Portanto, nas conversas por Skype, o golpista usava uma máscara de borracha com as feições de Le Drian e falava de uma sala semelhante ao gabinete do Ministério da Defesa, com bandeiras e a fotografia emoldurada do então presidente, François Hollande.
Ainda seria possível identificar diferenças entre o fake e o real, mas a câmera ficava a certa distância, a iluminação era propositadamente ruim e a conexão só durava por alguns momentos, para que a pessoa do outro lado da linha não começasse a desconfiar das distorções.
“Olhando para trás eu agora me faço várias perguntas. Mas se parecia muito com ele”, disse Guy Petrus Lignac, da dinastia de vinho Petrus, a um documentário da France Télévisions. “E ele estava me pedindo uma ajuda em prol do Estado. É assustador porque, se ele tivesse pedido menos dinheiro, talvez eu tivesse dito sim.”
Meillet tem uma longa lista de vítimas cujos nomes estão anexados ao processo judicial. Por razões óbvias, nenhuma quis falar. Dos US$ 90 milhões apropriados das vítimas, mais da metade veio de um empresário turco que não teve a identidade revelada. Aga Khan perdeu US$ 20 milhões.
O líder senegalês Macky Sall foi contatado, mas não caiu no golpe. Isso porque o falso Le Drian cometeu o erro básico de se dirigir ao presidente do país africano com o pronome francês formal “vous”. Mas os dois homens se conhecem bem e costumam se tratar com o pronome informal “tu”.
A sorte de Chikli acabou em agosto de 2017, quando cometeu o erro de viajar para a Ucrânia.
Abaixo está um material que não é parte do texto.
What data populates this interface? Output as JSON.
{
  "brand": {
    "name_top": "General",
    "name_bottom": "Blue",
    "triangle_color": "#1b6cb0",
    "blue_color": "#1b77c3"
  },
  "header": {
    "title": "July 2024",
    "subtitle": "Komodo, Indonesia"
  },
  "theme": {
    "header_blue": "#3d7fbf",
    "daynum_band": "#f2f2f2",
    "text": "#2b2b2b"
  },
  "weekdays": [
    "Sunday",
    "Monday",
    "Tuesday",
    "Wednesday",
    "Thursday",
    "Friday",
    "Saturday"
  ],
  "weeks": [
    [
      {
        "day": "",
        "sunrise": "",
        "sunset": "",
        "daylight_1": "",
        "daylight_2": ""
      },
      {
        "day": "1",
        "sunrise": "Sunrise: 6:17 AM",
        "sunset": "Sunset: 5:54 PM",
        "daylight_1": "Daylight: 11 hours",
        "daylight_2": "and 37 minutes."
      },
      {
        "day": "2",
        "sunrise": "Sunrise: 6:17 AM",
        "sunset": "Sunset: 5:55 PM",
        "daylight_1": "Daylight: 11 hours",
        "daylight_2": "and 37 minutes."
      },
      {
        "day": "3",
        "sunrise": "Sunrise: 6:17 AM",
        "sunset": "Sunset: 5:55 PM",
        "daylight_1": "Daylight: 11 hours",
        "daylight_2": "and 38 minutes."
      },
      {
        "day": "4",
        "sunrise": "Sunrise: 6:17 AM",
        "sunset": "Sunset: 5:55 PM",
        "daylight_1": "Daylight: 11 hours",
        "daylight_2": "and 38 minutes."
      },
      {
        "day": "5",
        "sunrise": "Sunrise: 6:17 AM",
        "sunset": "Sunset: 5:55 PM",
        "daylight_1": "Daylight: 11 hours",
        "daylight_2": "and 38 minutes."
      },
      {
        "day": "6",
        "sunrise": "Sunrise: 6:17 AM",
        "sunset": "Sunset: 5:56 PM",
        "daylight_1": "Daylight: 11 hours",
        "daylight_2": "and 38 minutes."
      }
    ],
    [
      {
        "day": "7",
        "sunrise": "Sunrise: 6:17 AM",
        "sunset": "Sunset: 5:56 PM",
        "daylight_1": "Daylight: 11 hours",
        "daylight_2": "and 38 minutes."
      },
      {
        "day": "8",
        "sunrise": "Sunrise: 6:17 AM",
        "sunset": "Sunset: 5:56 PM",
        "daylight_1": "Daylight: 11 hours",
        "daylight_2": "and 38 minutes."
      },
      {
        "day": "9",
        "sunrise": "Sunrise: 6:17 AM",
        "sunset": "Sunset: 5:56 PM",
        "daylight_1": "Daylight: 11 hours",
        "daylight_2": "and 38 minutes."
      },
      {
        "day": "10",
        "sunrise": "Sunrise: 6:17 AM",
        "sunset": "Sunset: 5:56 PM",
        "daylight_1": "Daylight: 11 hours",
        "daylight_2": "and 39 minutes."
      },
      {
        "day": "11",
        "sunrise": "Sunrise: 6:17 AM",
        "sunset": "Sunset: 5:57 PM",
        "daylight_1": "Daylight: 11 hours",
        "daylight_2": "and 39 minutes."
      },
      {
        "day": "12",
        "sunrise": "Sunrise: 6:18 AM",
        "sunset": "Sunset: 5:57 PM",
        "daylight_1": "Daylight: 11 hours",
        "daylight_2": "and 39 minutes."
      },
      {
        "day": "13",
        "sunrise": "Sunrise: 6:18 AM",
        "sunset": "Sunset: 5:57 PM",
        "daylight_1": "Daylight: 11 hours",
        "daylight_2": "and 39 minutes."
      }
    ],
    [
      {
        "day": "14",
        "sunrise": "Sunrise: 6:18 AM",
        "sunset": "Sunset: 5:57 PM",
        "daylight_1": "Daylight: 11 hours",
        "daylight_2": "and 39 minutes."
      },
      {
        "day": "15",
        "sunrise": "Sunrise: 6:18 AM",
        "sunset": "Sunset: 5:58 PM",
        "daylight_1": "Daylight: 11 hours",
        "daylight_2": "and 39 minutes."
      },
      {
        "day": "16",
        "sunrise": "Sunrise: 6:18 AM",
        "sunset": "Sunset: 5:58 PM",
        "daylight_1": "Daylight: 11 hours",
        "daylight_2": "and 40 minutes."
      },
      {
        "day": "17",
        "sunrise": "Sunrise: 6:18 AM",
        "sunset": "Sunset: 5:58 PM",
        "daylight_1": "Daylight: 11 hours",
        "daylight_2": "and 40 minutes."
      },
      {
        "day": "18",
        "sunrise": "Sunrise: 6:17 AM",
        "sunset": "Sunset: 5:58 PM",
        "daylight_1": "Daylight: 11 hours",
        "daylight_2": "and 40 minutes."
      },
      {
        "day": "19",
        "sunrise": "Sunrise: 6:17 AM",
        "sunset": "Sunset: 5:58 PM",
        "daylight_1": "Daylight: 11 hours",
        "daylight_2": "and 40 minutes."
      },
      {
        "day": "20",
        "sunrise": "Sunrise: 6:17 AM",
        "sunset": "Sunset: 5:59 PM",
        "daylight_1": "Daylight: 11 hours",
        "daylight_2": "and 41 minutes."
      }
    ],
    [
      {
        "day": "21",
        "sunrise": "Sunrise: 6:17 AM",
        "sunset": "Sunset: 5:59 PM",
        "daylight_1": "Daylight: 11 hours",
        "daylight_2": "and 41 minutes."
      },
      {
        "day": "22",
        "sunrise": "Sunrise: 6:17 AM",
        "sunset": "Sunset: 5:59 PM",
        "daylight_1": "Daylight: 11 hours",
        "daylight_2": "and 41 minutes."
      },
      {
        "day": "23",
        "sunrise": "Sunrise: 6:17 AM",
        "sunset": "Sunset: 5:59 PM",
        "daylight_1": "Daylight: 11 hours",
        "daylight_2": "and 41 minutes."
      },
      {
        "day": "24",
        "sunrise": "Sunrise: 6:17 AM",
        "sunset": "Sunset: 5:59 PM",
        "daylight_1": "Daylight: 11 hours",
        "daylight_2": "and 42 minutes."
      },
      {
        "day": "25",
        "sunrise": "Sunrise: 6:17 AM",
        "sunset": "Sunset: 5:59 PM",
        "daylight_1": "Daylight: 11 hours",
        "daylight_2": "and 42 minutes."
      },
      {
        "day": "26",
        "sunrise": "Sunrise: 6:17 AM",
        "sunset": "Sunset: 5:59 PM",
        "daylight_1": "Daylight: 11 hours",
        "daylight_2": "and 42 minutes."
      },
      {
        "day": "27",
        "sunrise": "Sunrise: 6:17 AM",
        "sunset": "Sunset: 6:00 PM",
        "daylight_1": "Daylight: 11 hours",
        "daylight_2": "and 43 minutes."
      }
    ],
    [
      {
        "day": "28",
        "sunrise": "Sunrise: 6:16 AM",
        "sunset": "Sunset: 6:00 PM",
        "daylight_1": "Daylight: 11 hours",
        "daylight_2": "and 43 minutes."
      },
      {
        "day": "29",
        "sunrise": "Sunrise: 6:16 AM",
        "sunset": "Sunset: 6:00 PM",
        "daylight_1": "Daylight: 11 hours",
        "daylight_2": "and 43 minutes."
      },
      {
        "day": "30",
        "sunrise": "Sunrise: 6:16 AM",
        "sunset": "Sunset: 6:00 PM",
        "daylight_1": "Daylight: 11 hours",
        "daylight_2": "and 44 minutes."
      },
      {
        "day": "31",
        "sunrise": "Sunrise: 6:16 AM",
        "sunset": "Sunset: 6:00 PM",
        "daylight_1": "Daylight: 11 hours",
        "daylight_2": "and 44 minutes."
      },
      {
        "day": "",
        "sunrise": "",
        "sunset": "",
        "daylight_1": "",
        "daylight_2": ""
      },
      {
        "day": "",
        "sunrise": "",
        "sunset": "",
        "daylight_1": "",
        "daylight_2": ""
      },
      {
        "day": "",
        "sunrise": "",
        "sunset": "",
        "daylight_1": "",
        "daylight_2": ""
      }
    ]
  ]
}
Preso a pedido do governo francês, ele disse à polícia que estava em peregrinação à tumba de um rabino famoso. Mas, em seu celular, havia provas de que ele tinha viajado àquele país para comprar uma máscara.
Na prisão em Kiev, Chikli confirmou sua reputação de narcisista. Ele pagava aos guardas para garantir que tivesse uma geladeira repleta de carne e vodca, e esbanjou esses benefícios em um vídeo transmitido nas redes sociais no qual ridiculariza o sistema judicial francês.
Essa pode não ter sido uma boa ideia. Ao ser solto, Chikli foi imediatamente preso novamente, mas, dessa vez, para ser extraditado para a França.
A história poderia ter terminado assim, mas algo estranho aconteceu. No início de 2019, com Chikli atrás das grades, o golpe voltou a ser realizado. Mais uma vez o fake Le Drian, agora ministro de Relações Exteriores, estava pedindo ajuda em dinheiro “dos amigos da França”. Em fevereiro, três cidadãos franco-israelenses foram presos perto de Tel Aviv. Agora, os telefonemas parecem ter parado.
Mas a suspeita é que uma gangue inteira pode estar envolvida na “arte” de se fazer passar por Jean-Yves Le Drian.